L’intergénération se joue là aussi.
Plutôt que d’alimenter le mythe d’une guerre des générations, l’urgence est de donner à voir autrement les âges et la solidarité entre les générations. Il s’agit de se poser les questions autrement, pour répondre autrement que par la stigmatisation. Pourquoi et comment favoriser les rencontres entre les générations ? Comment renforcer les liens existants, nombreux et pourtant trop souvent invisibles ? Comment donner aux jeunes et aux aîné·es une place digne et une participation véritable dans la société ?
Dans ce cheminement, l’éducation à l’environnement peut apporter sa pierre à l’édifice, tant elle fait déjà appel à la transmission et à la réciprocité, à la solidarité et à l’entraide, des valeurs également prônées dans le secteur de l’intergénération (lire article pp.6-7).
Ce numéro de SYMBIOSES souhaite montrer et brandir ce qui lie les générations.
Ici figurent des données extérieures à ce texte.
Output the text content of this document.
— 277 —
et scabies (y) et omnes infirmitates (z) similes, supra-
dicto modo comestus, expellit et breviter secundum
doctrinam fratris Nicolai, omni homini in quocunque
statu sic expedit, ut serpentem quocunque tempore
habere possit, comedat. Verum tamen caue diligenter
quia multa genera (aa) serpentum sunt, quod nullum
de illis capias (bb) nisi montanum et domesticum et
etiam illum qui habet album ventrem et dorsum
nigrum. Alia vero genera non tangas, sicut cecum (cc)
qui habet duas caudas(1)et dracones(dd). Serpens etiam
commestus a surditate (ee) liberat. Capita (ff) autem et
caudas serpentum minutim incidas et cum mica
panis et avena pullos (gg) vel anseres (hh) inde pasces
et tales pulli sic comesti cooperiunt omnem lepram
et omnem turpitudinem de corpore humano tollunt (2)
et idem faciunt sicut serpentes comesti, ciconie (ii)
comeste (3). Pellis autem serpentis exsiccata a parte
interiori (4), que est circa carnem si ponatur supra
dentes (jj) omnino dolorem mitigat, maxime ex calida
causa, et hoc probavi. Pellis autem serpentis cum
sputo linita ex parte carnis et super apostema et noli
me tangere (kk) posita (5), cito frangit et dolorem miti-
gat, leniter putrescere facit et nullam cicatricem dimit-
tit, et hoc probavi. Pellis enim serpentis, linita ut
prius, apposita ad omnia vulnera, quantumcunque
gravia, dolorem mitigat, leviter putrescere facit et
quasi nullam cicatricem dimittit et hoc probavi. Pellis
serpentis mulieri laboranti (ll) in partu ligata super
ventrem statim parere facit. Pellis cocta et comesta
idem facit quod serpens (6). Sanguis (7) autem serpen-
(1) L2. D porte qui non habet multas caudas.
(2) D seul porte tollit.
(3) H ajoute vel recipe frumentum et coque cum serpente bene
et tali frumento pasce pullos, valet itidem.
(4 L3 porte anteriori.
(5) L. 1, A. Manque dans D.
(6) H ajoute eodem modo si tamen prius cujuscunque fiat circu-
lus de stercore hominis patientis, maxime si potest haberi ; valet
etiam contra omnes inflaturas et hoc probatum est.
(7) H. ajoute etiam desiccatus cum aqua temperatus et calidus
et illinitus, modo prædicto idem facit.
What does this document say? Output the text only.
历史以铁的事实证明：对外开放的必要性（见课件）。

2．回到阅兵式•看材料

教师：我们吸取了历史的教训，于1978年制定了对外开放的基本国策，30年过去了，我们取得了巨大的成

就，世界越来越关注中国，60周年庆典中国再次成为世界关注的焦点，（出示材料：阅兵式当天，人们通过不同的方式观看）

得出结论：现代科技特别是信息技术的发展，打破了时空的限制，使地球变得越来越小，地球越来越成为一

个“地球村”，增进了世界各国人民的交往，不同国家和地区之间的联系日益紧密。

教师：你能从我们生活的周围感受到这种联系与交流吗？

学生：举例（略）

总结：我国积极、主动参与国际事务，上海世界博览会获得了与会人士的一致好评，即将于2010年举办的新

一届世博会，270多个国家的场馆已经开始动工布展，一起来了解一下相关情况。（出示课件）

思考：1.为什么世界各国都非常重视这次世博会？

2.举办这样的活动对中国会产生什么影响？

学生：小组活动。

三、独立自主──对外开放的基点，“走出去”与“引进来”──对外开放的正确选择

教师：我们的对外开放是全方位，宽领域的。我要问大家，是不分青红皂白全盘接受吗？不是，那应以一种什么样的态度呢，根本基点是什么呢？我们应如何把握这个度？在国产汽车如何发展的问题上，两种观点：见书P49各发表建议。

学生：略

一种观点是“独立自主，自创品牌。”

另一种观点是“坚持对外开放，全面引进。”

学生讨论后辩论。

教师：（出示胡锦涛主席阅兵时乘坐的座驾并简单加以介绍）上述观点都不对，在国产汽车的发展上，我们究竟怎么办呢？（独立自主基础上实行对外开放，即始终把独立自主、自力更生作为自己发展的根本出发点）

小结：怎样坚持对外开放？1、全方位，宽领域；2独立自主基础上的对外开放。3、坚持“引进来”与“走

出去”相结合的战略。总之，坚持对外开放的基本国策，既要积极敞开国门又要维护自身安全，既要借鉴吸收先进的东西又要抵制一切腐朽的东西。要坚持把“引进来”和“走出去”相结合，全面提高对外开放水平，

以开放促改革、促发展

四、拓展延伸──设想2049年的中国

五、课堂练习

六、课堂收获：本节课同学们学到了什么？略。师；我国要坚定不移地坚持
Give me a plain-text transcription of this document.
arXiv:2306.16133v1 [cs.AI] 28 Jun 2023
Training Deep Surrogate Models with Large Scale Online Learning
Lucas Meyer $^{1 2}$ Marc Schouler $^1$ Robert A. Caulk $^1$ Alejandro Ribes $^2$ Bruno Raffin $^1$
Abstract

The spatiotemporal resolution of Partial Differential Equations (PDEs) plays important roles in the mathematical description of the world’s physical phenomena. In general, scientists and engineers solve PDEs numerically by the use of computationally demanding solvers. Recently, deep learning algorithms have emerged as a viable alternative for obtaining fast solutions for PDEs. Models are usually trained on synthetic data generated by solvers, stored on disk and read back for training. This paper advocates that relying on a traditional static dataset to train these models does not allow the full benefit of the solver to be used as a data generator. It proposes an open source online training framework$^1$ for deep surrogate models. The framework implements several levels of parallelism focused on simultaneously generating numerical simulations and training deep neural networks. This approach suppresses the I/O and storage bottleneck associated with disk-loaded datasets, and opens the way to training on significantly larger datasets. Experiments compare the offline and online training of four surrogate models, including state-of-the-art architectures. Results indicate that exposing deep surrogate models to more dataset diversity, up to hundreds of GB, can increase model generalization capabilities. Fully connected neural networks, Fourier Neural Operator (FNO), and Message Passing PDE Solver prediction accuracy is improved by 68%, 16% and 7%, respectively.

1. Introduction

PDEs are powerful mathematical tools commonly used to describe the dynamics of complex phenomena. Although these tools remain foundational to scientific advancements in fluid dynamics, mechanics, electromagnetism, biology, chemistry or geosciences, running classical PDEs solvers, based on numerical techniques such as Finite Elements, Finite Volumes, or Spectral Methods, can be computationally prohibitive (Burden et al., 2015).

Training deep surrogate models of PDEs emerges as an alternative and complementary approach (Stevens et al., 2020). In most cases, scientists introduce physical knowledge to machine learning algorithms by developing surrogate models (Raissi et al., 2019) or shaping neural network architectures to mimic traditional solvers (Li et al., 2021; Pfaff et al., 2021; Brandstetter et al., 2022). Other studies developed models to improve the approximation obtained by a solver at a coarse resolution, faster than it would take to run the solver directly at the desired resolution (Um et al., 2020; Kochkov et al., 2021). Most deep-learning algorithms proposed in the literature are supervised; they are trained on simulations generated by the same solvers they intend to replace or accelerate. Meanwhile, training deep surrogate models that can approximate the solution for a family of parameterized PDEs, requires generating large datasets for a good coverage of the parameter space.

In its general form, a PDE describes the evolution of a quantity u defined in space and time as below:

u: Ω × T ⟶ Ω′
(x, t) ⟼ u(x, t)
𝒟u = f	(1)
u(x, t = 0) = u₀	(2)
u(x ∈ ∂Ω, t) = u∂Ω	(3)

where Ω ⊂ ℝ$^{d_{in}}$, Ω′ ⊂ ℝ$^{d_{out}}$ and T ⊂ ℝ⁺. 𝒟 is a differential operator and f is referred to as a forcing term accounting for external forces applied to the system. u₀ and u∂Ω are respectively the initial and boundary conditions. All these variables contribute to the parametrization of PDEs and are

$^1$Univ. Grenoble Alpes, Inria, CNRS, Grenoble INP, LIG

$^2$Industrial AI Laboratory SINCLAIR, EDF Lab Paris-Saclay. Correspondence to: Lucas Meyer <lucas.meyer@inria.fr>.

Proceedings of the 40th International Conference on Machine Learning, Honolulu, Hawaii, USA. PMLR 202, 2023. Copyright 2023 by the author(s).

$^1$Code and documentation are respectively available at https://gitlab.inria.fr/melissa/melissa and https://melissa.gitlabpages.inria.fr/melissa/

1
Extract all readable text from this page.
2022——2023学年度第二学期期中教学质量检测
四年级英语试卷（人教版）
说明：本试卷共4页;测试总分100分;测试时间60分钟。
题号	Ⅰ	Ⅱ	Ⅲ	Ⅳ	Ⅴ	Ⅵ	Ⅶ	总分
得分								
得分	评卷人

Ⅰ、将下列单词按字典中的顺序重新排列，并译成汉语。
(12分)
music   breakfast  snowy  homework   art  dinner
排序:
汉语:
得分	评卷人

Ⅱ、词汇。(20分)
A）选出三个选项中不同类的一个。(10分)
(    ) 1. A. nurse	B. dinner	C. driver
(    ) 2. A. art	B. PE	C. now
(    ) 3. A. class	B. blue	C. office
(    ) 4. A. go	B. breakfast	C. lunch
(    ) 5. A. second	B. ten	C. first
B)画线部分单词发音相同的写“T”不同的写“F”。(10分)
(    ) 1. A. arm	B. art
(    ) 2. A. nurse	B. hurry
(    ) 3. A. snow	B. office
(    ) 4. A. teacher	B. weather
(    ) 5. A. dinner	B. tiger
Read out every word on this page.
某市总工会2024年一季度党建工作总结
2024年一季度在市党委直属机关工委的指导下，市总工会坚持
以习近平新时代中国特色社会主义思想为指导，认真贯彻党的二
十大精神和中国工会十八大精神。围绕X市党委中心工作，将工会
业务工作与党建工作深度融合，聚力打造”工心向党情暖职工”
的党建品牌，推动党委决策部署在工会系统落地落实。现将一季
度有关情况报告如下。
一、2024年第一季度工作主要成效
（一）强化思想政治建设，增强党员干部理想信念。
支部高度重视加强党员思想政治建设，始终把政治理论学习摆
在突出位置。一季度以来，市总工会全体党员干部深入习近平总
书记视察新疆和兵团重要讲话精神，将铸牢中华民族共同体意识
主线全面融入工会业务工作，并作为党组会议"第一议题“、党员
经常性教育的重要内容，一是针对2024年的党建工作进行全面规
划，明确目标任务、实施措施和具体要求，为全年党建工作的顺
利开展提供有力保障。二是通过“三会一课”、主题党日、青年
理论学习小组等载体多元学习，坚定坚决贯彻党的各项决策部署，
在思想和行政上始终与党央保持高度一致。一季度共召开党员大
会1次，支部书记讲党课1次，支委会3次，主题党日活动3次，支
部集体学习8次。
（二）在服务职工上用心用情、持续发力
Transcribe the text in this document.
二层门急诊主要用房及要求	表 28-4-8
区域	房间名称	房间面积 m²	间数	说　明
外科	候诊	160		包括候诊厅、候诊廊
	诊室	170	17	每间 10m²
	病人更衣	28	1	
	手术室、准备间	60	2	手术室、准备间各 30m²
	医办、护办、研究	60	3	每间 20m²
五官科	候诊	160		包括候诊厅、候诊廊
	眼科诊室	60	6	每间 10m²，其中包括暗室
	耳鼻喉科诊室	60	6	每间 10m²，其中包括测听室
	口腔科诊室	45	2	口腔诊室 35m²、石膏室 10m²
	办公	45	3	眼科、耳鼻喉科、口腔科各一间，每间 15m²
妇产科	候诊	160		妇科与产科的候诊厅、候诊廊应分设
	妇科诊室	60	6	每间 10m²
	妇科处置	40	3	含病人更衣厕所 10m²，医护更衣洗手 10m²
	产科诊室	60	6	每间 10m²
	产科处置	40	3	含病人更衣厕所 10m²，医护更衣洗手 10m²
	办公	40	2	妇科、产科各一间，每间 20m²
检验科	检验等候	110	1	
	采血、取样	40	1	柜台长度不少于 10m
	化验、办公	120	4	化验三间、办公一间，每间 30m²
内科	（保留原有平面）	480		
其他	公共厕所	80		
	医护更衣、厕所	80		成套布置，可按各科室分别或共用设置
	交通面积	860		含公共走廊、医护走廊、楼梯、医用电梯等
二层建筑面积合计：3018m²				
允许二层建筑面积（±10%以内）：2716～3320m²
Unir plutôt qu’opposer. Et l'éducation à l'environnement nous semble l’un des terreaux fertiles pour que jeunes et aîné·es s’unissent autour de projets communs et porteurs de changements, pour construire ensemble, le monde d’aujourd’hui et de demain.
* Le terme « âgisme » regroupe les stéréotypes et discriminations fondés sur l’âge. Bien qu’il soit souvent associé aux personnes âgées et au vieillissement, l’âgisme peut viser tous les âges.